Я свистнул, и меня услышал случившийся поблизости Огрм.
Оставив его на карауле, я пошел проверить, что там происходит в застенке. Появилась у меня мысль пересадить пленника обратно. Если я его не буду видеть, то меня окончательно отпустят его чары.
Но увиденное меня расстроило: в самом застенке стояли на полу лужи тухлой воды, а на стенах наросла какая-то зелено-серая плесень. Откуда только вылезла?
Я позвал троих парней и дал им задание — выжечь всю плесень дотла, отвести воду, насыпать на пол свежий сухой песок, протереть все цепи у стен и разогнать мокриц, крыс и прочую живность.
Устроили живой уголок.
Суки.
В конце концов, намечалась война, а может, уже и шла. Вдруг пленников много будет, куда их девать?
Я представил у себя в норе целую толпу эльфов и у меня аж в глазах потемнело.
Нахуй, нахуй.
Потом я пошел в Костровую пещеру, собрал там охотников и кухарей, и мы вместе взялись подсчитывать запасы — сколько есть, да чего не хватает. Распределяли, кому и сколько мяса надо притащить, кому из семейных не хватает, обсуждали, где лучше охотиться и как дела с дичью обстоят. Провозились почти до утра, а потом я собрал парней из своей сотни почти полным составом и провел смотр их оружия и боевой готовности.
Если вы думаете, что эти распиздяи были готовы хоть к самой завалящей войне, то хрен вам.
Один боевой топор проебал. Стали искать — выяснилось, у жены забыл. Причем у чужой. Тот, у чьей жены обнаружился топор, полез в драку. Едва разнял.
Другой, оказывается, собрал у себя мечи всех своих друганов, чтобы почистить, но, разумеется, забыл, свалил их все в сундук, и там они благополучно заржавели до непригодного состояния.
Суки.
Я так орал в эту ночь, что охрип и все кулаки отбил об их тупые морды.
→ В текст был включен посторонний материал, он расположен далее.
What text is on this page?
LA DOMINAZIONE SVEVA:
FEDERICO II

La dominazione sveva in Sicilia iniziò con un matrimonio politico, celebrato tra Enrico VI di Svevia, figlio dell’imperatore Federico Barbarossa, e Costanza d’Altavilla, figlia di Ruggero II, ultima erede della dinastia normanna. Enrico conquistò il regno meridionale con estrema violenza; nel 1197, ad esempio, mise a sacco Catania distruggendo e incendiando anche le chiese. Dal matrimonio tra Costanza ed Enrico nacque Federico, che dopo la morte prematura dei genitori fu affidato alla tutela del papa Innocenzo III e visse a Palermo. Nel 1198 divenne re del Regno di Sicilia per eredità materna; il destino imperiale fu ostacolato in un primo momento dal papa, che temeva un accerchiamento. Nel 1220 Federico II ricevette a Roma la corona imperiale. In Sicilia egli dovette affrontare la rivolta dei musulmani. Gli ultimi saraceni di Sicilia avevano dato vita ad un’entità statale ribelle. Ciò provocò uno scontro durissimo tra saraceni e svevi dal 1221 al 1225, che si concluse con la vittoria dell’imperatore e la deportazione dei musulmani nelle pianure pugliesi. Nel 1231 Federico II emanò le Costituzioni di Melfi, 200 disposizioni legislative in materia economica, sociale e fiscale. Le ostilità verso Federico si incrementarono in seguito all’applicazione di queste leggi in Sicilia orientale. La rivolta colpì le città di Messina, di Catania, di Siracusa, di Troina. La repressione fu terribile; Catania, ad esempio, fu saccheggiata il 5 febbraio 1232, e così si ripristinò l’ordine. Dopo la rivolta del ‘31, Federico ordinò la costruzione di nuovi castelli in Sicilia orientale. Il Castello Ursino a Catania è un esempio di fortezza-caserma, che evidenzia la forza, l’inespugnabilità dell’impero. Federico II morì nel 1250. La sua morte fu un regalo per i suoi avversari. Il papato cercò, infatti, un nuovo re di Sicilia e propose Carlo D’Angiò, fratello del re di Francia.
Но все же, пока я возился со всеми этими делами, у меня под ребрами тихонечко так ныло. Словно какая-то заноза засела.
Я старался не обращать внимания, но на самом деле, глубоко в душе, прекрасно понимал, что это за заноза.
Ннар.
Проклятый эльфийский пленник.
Который сидит в моей собственной норе и преспокойно похохатывает себе под нос — так он меня красиво уделал.
При одной мысли об этом у меня кровью глаза наливались и шерсть на загривке дыбом вставала. Я бы его убил — вот клянусь Мраком. Распахнул бы дверь норы и с порога, с маху, всадил бы топор ему в грудь, так, чтобы ребра треснули, как сухие ветки, а легкие лопнули кусками, чтобы изо рта у него кровь хлынула.
Я представлял, как рублю его на куски, так, что ошметки кишок и прочей требухи в стороны летят, и облизывался, словно уже чувствовал на губах вкус его крови.
Потом я вспоминал про письмо в Крепость, встряхивался и отгонял от себя эти мысли.
Был уже почти полдень, когда я отпустил парней спать по норам, и сам отправился к себе.
Огрма на карауле уже сменил Ургл.
Стоял, ковырял в носу и зевал.
Охранничек.
Я подошел к нему и негромко зарычал.
— Как стоишь?! Куда смотришь?!
Ургл живо выпрямился и рявкнул:
— Все в порядке, сотник Орлум! Эльф сидит смирно, внеплановых происшествий не было!
— Да не ори ты, — устало отмахнулся я.
Потому что я действительно устал. И потому что мне дико не хотелось заходить домой.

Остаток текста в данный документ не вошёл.